The Bangladesh University of Engineering and Technology will reopen today ending a 44-day holiday of summer, Ramadan and Eid-ul-Fitr.
The holiday, from July 11 to August 24, was announced amid a protest by its teachers’ association demanding the resignation of its vice-chancellor SM Nazrul Islam and the pro vice-chancellor Habibur Rahman.
The leaders of the teachers’ association, facing a High Court order against holding demonstrations on the campus, said on Friday that they did not have any confidence in the present university administration but would abide by the law.
Some teachers, preferring anonymity, said the members of the teachers’ association would join their work but would not conduct any classes or carry out other academic activities until the VC and his deputy were removed.
The general students do not either think that there will be any classes on the first day of the reopening.
‘Most of my classmates and friends said they were not coming because they thought there’d be no classes today,’ said Ujjawal Haldar, a final year student of water resources engineering department.
‘Because of the teachers’ face-off we are suffering,’ he said.
Vice-chancellor SM Nazrul Islam brushed aside any uncertainty over the classes not resuming today.
‘I have talked to the teachers and they said they would certainly conduct the classes and start other activities too,’ he said.
On the admission process for the academic session 2012-13, the VC said the authorities would call an academic council meeting this week to plan the process.

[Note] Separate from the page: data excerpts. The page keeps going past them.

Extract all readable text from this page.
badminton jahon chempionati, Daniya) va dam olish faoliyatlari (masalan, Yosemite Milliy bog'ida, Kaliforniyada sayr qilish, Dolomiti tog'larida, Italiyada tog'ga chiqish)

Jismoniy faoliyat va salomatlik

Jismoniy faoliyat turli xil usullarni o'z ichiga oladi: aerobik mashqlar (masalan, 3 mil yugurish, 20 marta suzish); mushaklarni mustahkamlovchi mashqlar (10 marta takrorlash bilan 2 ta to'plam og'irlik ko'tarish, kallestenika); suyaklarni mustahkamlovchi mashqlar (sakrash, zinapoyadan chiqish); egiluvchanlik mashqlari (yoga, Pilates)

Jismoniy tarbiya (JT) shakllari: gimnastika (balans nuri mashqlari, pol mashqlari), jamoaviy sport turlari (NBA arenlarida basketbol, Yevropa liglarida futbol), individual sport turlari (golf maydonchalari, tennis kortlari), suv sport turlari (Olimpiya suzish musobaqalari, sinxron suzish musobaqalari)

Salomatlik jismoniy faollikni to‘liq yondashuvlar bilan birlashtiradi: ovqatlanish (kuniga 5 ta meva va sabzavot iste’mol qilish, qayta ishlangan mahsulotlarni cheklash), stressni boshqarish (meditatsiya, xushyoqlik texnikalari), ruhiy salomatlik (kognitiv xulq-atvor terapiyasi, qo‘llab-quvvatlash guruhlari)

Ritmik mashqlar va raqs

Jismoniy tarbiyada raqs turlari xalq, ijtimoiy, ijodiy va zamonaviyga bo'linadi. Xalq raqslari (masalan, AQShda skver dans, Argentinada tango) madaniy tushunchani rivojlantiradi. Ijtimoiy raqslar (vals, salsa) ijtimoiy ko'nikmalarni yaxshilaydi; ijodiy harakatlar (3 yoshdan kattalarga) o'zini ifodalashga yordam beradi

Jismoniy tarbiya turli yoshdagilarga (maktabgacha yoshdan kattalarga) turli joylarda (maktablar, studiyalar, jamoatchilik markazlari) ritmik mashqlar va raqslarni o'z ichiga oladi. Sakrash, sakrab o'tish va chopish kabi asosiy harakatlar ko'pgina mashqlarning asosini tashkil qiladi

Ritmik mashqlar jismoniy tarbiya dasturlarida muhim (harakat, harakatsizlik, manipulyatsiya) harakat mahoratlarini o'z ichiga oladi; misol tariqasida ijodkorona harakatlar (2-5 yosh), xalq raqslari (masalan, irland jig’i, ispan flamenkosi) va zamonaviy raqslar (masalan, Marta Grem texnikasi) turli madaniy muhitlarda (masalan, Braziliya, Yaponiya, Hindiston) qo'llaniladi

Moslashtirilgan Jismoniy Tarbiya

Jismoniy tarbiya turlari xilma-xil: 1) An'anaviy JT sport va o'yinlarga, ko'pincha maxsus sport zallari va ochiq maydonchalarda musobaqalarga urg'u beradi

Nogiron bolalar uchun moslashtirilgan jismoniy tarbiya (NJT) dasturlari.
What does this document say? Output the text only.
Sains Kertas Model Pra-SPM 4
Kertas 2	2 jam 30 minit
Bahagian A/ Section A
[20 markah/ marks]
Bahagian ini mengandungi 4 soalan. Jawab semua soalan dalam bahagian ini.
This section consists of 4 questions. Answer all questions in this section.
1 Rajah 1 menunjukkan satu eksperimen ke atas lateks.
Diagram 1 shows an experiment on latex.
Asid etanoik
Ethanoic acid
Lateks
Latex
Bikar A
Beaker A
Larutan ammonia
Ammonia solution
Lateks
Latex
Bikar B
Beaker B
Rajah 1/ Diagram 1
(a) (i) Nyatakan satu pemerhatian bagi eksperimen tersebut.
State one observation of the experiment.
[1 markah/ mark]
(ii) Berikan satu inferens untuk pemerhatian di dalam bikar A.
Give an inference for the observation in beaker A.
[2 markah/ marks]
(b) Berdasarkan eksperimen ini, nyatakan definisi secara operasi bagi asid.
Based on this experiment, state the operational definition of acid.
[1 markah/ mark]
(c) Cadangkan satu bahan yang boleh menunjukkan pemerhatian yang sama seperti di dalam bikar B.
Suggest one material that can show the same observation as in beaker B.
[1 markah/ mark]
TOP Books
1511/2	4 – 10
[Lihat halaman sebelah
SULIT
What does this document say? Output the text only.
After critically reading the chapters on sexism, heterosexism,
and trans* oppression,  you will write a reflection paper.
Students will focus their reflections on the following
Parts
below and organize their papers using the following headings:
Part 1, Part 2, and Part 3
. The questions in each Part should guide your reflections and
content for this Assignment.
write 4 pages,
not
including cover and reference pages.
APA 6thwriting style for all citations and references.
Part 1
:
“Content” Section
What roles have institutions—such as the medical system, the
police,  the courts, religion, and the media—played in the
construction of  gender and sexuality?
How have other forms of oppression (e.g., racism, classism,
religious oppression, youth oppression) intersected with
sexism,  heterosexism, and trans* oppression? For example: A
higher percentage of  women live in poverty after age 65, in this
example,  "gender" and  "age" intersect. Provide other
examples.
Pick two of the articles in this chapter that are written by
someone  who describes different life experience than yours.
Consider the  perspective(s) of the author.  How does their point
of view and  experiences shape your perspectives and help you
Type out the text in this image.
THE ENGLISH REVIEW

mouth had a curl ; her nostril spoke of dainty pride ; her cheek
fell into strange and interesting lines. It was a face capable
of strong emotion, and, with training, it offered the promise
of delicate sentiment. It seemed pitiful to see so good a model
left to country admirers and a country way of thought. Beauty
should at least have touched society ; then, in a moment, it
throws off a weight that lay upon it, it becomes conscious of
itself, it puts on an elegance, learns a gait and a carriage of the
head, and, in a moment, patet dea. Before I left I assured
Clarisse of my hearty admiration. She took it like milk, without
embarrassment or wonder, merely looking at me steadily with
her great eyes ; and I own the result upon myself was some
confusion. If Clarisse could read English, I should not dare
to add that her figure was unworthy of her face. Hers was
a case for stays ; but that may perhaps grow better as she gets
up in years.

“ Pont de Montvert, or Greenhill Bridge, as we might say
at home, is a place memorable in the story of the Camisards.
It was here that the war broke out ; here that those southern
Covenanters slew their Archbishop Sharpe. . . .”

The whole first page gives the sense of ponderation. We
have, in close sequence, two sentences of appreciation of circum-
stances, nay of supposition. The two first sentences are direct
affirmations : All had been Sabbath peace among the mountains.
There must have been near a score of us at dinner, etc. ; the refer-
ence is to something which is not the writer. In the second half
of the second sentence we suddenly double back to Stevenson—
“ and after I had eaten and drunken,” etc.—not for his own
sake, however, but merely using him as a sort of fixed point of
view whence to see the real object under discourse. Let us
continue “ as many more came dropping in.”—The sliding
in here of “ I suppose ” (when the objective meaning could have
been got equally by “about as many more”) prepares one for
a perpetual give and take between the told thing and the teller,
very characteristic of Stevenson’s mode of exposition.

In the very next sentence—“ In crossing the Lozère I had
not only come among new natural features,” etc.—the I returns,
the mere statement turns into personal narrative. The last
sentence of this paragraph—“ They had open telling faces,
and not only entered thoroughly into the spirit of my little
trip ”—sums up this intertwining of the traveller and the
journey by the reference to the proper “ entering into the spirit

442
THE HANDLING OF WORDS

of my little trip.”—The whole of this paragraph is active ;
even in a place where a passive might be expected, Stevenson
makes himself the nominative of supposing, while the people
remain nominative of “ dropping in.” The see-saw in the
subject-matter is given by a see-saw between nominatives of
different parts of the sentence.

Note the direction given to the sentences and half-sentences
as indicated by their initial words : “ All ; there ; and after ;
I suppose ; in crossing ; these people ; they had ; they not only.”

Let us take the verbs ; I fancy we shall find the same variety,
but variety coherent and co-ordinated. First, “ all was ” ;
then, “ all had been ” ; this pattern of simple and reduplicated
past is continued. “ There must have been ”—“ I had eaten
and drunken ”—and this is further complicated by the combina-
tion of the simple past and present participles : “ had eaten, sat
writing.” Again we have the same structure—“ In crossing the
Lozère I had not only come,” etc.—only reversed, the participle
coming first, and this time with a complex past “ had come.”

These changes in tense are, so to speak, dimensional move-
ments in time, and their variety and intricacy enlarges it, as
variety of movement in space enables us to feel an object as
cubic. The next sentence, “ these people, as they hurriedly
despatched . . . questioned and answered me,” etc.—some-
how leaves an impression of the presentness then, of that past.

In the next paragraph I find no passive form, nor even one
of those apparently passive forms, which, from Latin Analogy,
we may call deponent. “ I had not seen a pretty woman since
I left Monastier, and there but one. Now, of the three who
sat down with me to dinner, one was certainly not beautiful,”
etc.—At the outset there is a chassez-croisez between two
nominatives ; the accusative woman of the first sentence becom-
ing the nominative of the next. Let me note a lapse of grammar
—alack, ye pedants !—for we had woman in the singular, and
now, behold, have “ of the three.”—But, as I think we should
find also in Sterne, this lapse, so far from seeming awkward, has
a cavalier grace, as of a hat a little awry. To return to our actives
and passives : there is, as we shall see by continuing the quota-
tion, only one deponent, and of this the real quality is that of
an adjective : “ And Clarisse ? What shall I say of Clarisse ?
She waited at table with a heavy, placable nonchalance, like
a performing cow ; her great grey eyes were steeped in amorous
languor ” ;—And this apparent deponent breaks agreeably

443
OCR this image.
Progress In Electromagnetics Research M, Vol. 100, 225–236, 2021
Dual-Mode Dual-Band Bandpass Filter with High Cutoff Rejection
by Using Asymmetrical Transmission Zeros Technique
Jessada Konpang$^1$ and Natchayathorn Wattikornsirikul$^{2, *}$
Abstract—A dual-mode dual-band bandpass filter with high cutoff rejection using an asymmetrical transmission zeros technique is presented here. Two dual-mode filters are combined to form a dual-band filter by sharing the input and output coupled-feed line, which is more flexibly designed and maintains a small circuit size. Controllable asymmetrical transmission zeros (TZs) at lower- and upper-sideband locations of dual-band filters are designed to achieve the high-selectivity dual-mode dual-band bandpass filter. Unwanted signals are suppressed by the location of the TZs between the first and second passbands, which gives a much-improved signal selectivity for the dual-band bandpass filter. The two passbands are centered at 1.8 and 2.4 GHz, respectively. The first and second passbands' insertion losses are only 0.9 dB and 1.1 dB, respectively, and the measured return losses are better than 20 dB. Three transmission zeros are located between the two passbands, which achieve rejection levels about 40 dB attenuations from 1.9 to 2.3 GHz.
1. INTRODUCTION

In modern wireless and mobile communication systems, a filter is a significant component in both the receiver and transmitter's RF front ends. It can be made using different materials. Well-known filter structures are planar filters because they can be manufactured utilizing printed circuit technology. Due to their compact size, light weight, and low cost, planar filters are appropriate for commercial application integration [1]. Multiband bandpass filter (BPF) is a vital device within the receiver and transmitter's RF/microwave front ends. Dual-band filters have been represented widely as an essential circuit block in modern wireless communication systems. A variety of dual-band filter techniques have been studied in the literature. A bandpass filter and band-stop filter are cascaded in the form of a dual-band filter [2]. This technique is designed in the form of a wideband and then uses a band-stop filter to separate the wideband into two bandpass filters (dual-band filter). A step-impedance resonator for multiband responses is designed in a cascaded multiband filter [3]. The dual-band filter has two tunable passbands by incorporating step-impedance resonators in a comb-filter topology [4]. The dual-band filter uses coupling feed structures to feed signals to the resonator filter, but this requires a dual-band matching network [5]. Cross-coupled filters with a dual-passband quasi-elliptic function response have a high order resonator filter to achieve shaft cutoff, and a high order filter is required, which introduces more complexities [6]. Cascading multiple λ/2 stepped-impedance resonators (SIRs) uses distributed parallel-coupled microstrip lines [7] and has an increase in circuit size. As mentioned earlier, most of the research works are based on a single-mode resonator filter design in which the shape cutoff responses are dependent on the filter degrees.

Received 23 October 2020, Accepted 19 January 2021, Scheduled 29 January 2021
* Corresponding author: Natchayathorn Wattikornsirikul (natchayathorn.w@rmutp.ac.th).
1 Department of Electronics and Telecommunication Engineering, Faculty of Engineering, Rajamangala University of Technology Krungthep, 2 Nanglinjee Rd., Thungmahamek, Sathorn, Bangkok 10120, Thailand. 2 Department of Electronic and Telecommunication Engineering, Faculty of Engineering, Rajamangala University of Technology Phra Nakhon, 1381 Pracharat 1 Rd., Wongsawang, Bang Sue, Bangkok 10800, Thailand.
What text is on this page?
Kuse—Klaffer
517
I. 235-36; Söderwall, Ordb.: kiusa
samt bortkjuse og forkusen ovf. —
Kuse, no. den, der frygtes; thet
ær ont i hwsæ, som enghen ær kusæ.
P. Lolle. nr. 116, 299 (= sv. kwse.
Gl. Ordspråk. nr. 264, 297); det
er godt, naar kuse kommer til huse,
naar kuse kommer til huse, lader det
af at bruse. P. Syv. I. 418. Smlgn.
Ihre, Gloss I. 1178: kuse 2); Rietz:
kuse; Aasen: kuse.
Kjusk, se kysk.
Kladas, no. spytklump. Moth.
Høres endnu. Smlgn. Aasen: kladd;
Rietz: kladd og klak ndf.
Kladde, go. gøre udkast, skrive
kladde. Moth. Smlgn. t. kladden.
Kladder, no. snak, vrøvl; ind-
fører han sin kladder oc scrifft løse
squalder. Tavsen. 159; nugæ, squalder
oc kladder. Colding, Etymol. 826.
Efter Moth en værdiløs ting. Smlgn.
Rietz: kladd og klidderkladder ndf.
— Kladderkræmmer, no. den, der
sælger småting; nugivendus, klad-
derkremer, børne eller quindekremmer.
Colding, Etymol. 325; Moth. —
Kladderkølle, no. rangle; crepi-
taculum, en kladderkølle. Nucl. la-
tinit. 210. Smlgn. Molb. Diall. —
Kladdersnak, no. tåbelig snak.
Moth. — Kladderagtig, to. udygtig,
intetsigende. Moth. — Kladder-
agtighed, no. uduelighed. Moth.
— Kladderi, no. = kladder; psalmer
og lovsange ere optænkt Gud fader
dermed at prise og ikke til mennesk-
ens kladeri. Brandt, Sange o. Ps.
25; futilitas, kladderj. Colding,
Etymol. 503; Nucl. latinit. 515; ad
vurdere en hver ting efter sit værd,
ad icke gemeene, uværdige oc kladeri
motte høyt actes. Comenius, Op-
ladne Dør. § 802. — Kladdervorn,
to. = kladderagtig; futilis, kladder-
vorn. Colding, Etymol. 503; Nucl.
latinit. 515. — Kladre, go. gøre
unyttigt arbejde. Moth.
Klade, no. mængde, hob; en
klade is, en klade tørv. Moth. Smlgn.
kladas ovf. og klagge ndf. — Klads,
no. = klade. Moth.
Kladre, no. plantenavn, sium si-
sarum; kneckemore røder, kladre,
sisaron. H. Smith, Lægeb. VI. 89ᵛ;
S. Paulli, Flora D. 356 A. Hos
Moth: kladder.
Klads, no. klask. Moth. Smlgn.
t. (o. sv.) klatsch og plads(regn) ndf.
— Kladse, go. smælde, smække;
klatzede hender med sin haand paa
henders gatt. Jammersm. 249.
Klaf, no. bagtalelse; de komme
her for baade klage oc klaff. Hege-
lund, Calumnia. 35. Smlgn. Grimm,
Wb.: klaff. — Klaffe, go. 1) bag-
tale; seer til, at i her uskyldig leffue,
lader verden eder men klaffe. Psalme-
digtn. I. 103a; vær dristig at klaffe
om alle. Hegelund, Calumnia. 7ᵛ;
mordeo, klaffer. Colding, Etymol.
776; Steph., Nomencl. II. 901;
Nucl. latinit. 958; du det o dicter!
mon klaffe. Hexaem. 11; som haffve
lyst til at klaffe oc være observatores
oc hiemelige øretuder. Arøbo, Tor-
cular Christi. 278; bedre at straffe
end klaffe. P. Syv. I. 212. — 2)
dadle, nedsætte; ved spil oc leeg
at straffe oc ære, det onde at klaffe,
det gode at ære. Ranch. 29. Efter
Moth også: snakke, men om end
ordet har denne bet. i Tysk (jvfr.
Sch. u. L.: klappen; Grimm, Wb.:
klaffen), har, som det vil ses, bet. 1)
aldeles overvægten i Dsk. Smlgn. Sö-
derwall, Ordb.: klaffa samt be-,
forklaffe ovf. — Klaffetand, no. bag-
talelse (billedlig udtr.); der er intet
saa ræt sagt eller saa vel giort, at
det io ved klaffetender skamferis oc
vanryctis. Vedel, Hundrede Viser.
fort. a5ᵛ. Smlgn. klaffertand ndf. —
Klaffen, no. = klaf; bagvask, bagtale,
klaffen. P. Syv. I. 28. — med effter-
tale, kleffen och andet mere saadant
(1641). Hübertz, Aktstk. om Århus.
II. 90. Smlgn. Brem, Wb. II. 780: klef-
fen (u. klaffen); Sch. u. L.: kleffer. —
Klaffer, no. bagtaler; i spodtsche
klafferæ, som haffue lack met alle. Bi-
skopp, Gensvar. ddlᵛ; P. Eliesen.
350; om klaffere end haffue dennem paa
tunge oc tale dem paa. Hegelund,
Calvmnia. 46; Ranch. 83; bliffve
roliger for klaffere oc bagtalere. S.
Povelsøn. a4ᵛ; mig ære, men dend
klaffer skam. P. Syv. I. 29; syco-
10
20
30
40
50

The High Court on August 14 directed the authorities to start the admission process under the session as early as possible.
The HC, earlier on July 31, imposed an injunction that prohibited the teachers, students and other employees, who went on staging an indefinite sit-in from July 11, from holding demonstrations on the campus.
Protesting the closure of the university, all the five deans and the 17 department heads and directors of three institutes under the university, resigned on July 11.
They also submitted a memorandum to the president, Mohammad Zillur Rahman, also the chancellor of the university.
Several initiatives by the education ministry and BUET Syndicate failed to resolve the stand-off as the teachers refused to give up their demand for the removal of the VC and the pro vice-chancellor.
The teachers’ movement demanding the removal of the two officials began April this year to be later joined by the students and other staff of the university.